Tirar um curso de Medicina não é fácil. Foram muitas as vezes em que parei e pensei que diabo estava a fazer à minha vida. Se ao olhar para trás vejo 6 anos com inúmeras semanas de "não posso" (estar com amigos e família, sair, ler, ir a concertos, ir tomar um café - porque tinha que estudar), agora olho para a frente, com o exame de acesso à especialidade no horizonte, e só vejo um "nem pensar nisso". E digo-vos, 6 anos é muito tempo na vida de uma pessoa. É muito tempo na vida dos nossos. E todos os dias peço que, quando acabar o curso, não seja tarde de mais para muita coisa. Apesar de saber que, depois,
vou falhar jantares, Natais e aniversários, vou ser a mãe que nunca está em casa, a filha que está a tratar desconhecidos quando os pais precisam dela; vou ter horas extraordinárias obrigatórias e urgências, trabalhar mais de 24h porque não há saídas de banco, vou ficar até mais tarde porque estou preocupada com o Sr X, doente da cama 7. E isto vai trazer-me, espero, muita coisa boa, vai-me fazer sentir realizada, se não conseguir salvar todas as vidas, ao menos que melhore muitas - mas também me vai tirar qualidade de vida, horas de sono e dores de cabeça.
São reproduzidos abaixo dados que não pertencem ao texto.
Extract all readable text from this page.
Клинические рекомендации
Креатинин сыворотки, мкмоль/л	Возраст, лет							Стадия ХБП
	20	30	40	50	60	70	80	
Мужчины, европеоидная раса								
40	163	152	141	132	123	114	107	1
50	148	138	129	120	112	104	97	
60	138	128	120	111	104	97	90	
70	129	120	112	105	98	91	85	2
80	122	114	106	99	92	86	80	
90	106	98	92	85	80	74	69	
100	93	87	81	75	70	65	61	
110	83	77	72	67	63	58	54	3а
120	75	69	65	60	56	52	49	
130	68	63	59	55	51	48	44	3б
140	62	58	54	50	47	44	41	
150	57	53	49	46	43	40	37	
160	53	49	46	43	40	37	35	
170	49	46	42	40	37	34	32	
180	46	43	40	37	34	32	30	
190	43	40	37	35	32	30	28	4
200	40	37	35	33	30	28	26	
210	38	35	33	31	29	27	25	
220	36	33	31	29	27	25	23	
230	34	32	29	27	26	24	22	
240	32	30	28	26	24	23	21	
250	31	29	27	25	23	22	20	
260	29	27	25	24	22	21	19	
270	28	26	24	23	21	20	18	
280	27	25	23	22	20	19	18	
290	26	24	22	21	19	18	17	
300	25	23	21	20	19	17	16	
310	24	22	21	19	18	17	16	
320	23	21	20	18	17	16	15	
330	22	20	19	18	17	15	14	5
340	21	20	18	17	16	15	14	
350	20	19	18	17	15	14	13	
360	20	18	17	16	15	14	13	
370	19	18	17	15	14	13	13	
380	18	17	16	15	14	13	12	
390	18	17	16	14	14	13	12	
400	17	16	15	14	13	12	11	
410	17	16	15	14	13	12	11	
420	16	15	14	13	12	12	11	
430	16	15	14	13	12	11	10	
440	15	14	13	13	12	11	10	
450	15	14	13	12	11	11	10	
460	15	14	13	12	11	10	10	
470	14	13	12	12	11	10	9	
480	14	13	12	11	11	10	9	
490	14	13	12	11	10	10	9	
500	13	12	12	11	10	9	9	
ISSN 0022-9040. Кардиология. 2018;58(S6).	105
Se quero ter emprego e uma remuneração acima do ordenado mínimo por isso? Quero. Estudei e estudo, esforcei-me e esforço-me,
porque não hei-de colher o fruto do que semeei? Porque não hei-de ambicionar ter poder económico para compensar os meus pais do esforço que fazem a sustentarem-me agora?
Há maus médicos? Há! Mas não há maus profissionais em todas as áreas? Porque não dar aos bons senão a recompensa, pelo menos o crédito pelo que fazem?
Porque é que querer trabalhar na área para a qual se estudou, com uma remuneração de acordo com as qualificações e horas de trabalho, é um direito que assiste ou deveria assistir a todos os profissionais e na classe médica é "tudo comer pela ditadura do acto médico"?